= Émile Dantinne =

Belgian philosopher and esotericist

Émile Dantinne (19 April 1884 in Huy – 21 May 1969) was a Belgian philosopher and esotericist.

Member, then leader of several esoteric societies based in Belgium such as 'La Rose+Croix Universitaire' and 'L'Ordre d'Hermès Tétramégiste', he founded in 1934 the F.U.D.O.S.I., or 'Fédération Universelle Des Ordres et Sociétés Initiatiques' (Universal Federation of Initiatic Orders and Societies). By that time he had adopted the esoteric name of Sâr Hieronymus.
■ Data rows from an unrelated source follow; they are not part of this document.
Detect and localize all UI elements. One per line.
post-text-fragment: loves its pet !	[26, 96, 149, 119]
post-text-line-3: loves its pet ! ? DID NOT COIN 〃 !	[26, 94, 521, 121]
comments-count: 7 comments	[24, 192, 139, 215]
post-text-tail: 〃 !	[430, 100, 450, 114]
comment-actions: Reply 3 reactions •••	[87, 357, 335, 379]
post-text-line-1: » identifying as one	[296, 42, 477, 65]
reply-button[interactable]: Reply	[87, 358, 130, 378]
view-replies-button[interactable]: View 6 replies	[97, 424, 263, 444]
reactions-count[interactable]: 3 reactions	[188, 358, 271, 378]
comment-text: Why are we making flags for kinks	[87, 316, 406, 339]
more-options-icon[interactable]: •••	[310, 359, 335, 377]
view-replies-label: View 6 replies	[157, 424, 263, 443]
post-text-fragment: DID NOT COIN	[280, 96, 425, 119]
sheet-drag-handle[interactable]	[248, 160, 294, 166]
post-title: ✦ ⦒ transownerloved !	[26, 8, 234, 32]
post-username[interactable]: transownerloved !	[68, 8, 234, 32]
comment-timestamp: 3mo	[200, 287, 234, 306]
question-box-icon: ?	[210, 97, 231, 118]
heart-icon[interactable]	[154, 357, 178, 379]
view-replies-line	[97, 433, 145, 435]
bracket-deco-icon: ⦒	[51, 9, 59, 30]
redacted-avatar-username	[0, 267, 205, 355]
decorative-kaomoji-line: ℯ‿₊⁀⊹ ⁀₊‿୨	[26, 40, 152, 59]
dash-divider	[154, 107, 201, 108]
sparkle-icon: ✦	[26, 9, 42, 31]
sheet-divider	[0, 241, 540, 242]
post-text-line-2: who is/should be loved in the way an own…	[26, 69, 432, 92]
The main Esoteric Order in the F.U.D.O.S.I. was the Ancient and Mystical Order Rosae Crucis also known as A.M.O.R.C., to which Dantinne belonged since the days of his friendship with Grand Master Joséphin Péladan. Dantinne was never a member of AMORC. Neither was Josephin Peladan. The latter was the founder and Grand Master of the Ordre Rose+Croix Catholique. Dantinne was an enthusiastic disciple of Peladan and inherited the mantle of Imperator of the OR+CC when Peladan died, changing its name to the Ordre Rose+Croix Universelle. Dantinne spoke several languages, among which Italian, Portuguese, Russian, Latin and Ancient Greek. He also was an accomplished writer. During his lifetime he published over 30 titles concerning topics such as foreign languages, local history, metaphysics, occultism etc.